As I have told Roy many times, I could not be more pleased with the gun.
 
Audubon/Roy,
I want to talk a little more about this smoothbore.....

  • Did you have to send that stock off to be carved or does Chambers offer that gun in Cherry.
  • How did you pit the barrel
  • How did you get the brass to turn that beautiful color
  • Does it have a cheek piece

I think it turned out rather nice, I see that Roy even lined up the screws on the trigger guard..... Roy and I have a lot in common.

:rotf:
 
Slowpoke said:
Audubon/Roy,
I want to talk a little more about this smoothbore.....

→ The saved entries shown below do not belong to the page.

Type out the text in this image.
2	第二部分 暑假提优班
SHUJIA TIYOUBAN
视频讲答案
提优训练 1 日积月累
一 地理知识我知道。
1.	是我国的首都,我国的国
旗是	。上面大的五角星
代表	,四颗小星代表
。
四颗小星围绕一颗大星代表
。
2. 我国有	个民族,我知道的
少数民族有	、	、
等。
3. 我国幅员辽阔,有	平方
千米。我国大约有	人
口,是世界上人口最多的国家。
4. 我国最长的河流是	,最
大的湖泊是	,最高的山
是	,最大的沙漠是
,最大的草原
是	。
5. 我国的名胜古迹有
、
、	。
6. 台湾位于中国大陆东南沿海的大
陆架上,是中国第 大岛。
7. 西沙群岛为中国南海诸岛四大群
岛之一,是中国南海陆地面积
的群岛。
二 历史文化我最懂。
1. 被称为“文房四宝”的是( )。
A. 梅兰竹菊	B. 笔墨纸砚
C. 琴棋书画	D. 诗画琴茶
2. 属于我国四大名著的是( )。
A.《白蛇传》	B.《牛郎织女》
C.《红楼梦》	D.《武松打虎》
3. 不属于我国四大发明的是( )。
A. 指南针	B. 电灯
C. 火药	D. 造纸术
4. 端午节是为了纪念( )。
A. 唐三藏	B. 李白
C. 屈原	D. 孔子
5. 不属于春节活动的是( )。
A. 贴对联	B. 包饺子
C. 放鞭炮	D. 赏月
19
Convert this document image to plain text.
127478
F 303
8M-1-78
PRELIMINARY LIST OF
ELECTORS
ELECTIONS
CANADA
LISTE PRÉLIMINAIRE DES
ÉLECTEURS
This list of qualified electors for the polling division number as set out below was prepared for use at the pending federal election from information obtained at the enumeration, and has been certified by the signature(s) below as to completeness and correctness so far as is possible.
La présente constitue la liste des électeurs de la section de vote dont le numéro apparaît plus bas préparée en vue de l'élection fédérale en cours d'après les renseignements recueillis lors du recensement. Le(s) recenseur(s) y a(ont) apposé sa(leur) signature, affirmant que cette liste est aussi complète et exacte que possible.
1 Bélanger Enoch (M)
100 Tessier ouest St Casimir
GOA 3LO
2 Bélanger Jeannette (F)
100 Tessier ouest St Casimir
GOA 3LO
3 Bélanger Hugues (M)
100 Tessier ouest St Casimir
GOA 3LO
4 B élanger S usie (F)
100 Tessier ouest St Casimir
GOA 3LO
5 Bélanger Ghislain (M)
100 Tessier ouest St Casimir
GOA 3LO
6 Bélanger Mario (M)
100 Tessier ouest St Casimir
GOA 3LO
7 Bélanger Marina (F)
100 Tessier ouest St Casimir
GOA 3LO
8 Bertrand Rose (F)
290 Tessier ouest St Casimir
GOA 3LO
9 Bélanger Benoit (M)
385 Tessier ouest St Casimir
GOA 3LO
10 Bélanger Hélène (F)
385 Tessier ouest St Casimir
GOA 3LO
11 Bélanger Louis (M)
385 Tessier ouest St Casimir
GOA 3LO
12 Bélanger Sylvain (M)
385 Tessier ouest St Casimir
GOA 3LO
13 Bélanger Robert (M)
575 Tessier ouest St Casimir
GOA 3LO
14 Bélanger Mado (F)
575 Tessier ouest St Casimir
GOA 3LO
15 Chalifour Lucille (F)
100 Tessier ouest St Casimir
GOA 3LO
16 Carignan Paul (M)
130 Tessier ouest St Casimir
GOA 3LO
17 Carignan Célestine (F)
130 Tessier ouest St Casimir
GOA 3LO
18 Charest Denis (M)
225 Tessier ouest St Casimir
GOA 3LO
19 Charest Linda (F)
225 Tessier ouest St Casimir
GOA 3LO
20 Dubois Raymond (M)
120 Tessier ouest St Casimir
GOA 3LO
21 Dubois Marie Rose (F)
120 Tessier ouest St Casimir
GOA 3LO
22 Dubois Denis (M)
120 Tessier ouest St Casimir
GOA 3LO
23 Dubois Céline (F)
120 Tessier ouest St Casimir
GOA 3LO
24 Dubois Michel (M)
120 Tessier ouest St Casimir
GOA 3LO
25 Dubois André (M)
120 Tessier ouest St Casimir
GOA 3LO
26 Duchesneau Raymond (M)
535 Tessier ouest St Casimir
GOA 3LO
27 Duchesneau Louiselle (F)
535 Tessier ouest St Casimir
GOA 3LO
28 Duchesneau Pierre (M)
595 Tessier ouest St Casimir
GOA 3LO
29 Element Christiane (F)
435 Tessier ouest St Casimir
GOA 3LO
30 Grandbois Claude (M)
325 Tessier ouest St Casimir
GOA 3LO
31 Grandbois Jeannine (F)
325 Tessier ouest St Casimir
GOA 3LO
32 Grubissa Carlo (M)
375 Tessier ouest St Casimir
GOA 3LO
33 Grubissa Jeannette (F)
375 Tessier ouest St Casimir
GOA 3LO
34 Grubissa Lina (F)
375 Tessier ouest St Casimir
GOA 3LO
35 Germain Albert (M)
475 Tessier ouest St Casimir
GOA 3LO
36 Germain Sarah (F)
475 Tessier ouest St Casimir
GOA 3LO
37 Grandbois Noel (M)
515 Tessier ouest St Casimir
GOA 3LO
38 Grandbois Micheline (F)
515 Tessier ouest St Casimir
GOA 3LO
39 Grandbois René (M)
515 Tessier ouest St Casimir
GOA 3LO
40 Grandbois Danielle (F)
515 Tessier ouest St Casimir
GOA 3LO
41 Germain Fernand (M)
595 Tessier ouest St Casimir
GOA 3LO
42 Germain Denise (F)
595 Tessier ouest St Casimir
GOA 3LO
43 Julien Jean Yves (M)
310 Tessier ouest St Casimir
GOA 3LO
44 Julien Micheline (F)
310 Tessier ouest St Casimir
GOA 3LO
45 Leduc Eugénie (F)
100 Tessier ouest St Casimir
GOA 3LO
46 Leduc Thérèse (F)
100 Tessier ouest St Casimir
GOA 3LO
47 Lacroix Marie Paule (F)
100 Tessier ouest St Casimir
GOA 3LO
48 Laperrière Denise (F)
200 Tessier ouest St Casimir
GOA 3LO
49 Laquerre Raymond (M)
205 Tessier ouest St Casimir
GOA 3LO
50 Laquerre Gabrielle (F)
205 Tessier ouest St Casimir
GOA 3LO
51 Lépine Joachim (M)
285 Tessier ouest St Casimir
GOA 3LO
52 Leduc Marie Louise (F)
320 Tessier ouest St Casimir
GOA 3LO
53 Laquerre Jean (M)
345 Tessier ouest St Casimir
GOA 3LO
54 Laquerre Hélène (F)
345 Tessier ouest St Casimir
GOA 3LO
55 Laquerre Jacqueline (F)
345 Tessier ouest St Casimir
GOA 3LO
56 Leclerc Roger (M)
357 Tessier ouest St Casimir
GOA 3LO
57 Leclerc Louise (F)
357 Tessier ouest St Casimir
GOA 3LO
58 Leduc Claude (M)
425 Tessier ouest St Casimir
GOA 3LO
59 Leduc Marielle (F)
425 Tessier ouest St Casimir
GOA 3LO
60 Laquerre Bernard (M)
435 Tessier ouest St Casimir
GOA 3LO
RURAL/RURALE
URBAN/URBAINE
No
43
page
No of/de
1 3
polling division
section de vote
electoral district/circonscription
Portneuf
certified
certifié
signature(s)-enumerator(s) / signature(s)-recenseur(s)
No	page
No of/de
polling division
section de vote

  • Did you have to send that stock off to be carved or does Chambers offer that gun in Cherry.
  • How did you pit the barrel
  • How did you get the brass to turn that beautiful color
  • Does it have a cheek piece

I think it turned out rather nice, I see that Roy even lined up the screws on the trigger guard..... Roy and I have a lot in common.

:rotf:


Audubon requires a bit more of a trigger pull than what Chambers usually offers. So I called Chambers and they just happened to have the smooth rifle in a cherry stock "left long" (basically the buttplate was never intlet). Barbie said that she had that stock for two years, someone ordered it and never bought it. So it was just waiting for me. :grin:

Are you trying to make me give away all of my trade secrets?? :blah: :rotf:

yep it has a cheek piece.
 
:grin:

alright here you go

Perma blue and bleach

Take a tooth brush dip it in the Perma Blue and sort of spritz it along the barrel leaving random little sprinkeled blotches along the steel. Using a pvc tube capped at one end (big enough to let the barrel slide into) fill with bleach and put the barrel in for 30 minutes. The bleach attacks the Perma Blue not any of the steel that does not have the PB on it. Leaving a random pitted pattern. Heck of a lot easier than boiling. :thumbsup:

I also used the PB on the brass with several good even coats.